Dynatrace turned into our convergence point: when someone asks “why is this report late?”, we open a panel and see the execution, the impacted datasets, and the tests that failed. That shared operational truth lowers friction between teams and speeds up remediation.

Resilience in practice

With standardized descriptions, we automated answers that once depended on specialists:

  • Reprocessing became predictable: lineage outlines explicit dependencies, so we know exactly which datasets need to be rebuilt.
  • Incident playbooks now reference OpenLineage identifiers, avoiding ambiguous job nicknames.
  • Jobs gained fault tolerance: if an upstream dataset skips emitting a quality facet, the downstream pipeline enters a degraded mode or suspends ingestion with a clear message.
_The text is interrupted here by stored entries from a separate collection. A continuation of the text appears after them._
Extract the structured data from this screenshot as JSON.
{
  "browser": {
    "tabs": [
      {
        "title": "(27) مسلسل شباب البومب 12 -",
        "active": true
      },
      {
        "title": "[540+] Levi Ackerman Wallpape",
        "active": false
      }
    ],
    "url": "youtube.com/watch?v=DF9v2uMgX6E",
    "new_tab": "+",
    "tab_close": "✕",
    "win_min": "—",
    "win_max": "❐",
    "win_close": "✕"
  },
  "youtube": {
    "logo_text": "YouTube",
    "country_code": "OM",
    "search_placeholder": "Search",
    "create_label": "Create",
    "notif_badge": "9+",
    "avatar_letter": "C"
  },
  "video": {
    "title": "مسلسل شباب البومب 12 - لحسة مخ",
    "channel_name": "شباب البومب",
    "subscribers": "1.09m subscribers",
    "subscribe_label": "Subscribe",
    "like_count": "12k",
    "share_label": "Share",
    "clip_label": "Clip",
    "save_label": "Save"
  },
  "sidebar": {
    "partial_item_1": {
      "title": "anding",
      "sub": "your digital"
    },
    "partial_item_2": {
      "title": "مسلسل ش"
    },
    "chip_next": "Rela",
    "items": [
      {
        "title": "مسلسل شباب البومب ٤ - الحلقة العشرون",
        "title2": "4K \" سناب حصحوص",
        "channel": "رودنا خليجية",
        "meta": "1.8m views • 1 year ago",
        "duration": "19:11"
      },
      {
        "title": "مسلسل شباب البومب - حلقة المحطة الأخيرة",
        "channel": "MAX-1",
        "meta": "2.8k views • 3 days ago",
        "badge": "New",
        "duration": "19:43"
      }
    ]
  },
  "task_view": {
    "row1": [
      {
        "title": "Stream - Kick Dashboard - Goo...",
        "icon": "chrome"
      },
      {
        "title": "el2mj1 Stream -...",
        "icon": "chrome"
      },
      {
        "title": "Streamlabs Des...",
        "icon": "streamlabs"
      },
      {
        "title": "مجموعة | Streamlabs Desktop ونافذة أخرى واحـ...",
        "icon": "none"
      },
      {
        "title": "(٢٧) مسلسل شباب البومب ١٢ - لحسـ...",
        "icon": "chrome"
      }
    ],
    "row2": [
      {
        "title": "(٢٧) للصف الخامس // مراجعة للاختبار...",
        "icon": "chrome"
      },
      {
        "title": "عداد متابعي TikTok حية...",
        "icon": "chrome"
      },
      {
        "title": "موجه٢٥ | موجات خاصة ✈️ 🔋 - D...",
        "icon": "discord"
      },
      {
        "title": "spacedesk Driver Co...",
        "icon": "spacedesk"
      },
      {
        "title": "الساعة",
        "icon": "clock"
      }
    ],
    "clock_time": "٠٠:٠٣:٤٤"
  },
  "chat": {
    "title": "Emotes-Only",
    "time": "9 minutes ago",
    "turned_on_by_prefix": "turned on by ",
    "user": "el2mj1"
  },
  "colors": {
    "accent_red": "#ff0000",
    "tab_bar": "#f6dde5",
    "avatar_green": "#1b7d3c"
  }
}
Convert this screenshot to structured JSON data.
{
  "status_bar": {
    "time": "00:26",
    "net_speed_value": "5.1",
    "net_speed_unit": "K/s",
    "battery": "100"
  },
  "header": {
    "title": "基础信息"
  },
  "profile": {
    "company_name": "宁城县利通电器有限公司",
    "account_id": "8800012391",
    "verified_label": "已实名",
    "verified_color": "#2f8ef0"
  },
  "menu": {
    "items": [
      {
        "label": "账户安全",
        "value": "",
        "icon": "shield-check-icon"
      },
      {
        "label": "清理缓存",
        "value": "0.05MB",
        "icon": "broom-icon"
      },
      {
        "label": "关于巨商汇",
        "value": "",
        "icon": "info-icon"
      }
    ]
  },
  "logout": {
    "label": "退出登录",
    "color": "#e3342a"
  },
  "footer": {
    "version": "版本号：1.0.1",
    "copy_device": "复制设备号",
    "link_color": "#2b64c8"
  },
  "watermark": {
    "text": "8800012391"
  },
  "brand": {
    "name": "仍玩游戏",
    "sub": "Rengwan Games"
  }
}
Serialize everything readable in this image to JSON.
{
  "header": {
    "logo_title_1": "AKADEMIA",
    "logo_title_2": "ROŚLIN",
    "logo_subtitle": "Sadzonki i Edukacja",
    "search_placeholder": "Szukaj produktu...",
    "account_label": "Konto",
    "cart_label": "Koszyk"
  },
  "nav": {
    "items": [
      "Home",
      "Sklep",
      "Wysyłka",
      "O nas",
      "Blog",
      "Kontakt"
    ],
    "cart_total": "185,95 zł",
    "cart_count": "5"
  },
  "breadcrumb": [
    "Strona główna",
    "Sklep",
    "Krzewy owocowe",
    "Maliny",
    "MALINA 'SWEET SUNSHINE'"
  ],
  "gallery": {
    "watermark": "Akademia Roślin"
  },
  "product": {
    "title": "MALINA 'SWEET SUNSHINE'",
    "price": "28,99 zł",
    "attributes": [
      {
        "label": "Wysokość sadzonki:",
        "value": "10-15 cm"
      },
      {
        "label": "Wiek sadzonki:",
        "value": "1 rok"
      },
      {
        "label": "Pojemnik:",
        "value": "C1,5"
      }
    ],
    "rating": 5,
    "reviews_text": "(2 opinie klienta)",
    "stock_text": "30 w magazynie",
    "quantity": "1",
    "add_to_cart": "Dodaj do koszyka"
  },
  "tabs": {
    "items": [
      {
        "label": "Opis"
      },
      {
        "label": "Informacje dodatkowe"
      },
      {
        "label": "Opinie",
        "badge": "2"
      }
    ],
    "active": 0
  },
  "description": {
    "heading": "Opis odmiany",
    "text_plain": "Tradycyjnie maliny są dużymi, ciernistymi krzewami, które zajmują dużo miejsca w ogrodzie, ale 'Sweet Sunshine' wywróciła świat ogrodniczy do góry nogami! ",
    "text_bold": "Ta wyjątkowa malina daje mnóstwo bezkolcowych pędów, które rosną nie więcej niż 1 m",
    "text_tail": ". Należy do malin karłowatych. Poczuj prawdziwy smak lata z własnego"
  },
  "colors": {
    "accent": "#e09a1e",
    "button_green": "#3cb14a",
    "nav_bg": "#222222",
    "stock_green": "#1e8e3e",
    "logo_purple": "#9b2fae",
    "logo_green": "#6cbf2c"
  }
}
This took effort. We built internal libraries that generate pre-filled OpenLineage events for Python, Spark, and Azure Data Factory, and we documented valid payload examples. The upfront cost paid off when new teams plugged into the ecosystem without relying on the core group.

Data quality as part of the flow, not an appendix

Embedding data quality into the observability standard changed our conversations with the business. Every run publishes quality facets with metrics such as:

  • total ingested records and rejected records,
  • percentages of null or out-of-range values in critical fields,
  • contract compliance checks (for instance, timestamps always in UTC).

Those facets appear alongside performance metrics. When an SLA is about to slip, we instantly know whether it is a technical bottleneck or a broken business rule. For finance, that means trusting that the revenue dashboard not only arrived on time, but also passed the tests that matter.

The next challenge: turning the standard into culture

We are documenting guides and scaffolds so each new project is born “observable”. Current initiatives include:

  • building an internal catalog with reusable event samples and facet templates,
  • running workshops to teach how to interpret Dynatrace charts and traverse an OpenLineage graph,
  • defining minimum observability criteria before approving pipelines in architecture reviews.

The goal is to ensure observability is not a heroic effort, but an intrinsic trait of every ETL we ship. When everyone emits standardized events and sees the same truth, evolving the business safely becomes a collective habit.